R. Quintiliani. Cancelling Gender Differences. The Boy Who Did Not Want to be Male. Richard & Piggle, 24, 4, 2016, 373-382.

The author presents clinical material taken from the psychotherapeutic treatment of a four-year-old boy with gender identity problems. Following D. Houzel’s theory, the author has traced the cause of the child’s difficulties to the primary container’s failure to integrate her own psychic bisexuality. The child appears to have had an early experience of a primary object that kept him at a distance instead of welcoming him. His subsequent defensive processes of identification with this object (perceived as having male and female characteristics that were not integrated) made it difficult for him to achieve a clear gender identity of his own.


M. Reggio.
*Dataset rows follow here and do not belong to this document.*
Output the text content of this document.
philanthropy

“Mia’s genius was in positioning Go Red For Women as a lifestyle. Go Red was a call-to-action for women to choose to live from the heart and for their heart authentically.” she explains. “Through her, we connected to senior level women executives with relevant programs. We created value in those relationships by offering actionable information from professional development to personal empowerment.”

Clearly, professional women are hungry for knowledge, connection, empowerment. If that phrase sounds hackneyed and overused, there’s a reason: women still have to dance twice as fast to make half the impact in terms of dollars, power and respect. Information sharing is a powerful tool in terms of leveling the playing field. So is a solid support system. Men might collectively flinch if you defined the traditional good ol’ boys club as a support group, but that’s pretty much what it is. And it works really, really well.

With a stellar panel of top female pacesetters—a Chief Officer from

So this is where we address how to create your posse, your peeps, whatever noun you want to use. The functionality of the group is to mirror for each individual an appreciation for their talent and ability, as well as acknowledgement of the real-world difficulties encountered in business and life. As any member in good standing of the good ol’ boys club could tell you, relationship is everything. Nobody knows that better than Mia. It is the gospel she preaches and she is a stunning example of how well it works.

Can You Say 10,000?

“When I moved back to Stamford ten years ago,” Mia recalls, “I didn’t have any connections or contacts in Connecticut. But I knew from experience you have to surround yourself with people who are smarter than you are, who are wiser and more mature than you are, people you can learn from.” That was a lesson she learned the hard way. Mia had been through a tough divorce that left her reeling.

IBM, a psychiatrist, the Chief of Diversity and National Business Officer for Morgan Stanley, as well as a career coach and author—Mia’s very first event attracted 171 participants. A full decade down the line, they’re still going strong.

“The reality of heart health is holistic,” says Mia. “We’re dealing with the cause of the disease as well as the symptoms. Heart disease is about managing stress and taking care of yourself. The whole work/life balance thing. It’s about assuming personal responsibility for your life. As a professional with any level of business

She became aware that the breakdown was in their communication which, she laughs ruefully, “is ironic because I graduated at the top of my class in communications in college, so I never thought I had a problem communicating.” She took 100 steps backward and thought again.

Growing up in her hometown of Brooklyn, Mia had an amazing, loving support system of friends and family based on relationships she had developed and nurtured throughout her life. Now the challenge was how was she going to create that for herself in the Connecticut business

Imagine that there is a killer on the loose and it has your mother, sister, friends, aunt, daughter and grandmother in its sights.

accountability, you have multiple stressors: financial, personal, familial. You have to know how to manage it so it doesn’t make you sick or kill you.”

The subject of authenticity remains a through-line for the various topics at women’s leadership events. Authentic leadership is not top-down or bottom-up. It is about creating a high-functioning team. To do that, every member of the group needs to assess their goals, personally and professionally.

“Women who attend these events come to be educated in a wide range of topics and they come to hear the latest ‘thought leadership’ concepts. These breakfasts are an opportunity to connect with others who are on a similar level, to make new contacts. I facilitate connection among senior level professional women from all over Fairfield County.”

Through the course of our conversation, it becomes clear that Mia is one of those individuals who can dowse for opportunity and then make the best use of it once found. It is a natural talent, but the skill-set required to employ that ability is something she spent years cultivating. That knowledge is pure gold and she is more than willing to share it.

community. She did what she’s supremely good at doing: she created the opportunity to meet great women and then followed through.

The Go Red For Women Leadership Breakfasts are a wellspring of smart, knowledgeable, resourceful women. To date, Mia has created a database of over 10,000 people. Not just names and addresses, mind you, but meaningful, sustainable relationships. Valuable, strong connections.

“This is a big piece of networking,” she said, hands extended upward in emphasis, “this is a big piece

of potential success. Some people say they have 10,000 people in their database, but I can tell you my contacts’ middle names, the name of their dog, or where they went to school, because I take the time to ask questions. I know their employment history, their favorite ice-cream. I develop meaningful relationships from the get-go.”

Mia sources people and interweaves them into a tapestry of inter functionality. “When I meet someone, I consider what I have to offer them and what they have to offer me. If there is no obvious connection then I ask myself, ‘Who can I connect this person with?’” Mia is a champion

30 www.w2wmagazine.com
Viola and the Shadow of a Femininity. Richard & Piggle, 24, 4, 2016, 383-399.

The author recounts the clinical case of a three-year-old girl, proposing a reading of the aspects that go to make up gender identity at an early age and highlighting the obstacles to their development. Breast-feeding, caring, trans-generational transmission and parental fantasies and anxieties are the areas through which it is possible to trace the structuring of difficulties in identifying with femininity. The author suggests that the very first relations with the maternal function are the corporeal place where the feminine identity emerges. These are re-read within the instances of transference and counter-transference.

Clinical Reflections
M. Monticelli. Short-term Individual Psychotherapy for Small Children and Their Families: the Under-Five Model. Richard & Piggle, 24, 4, 2016, 400-414.

This article has the purpose of illustrating a type of short-term psychotherapeutic intervention for small children and their families that envisages up to five meetings that can be followed by a maximum of five further meetings. Brief interventions and the tool of psychoanalysis are sometimes considered roads hard to reconcile. The Under Five intervention, on the other hand, has the specific feature of bringing these two conditions together in such a way that the psychoanalyst’s skill (i.e. his/her understanding of the mind’s deep, unconscious dimensions) may also be used in a treatment context that envisages a limited timeframe. The article describes the debate that has developed around it. Through reflection on the information emerging from her experience and with the support of clinical examples, the author seeks to highlight the limits of such an intervention, on the one hand, and the possibilities of a transformation, on the other.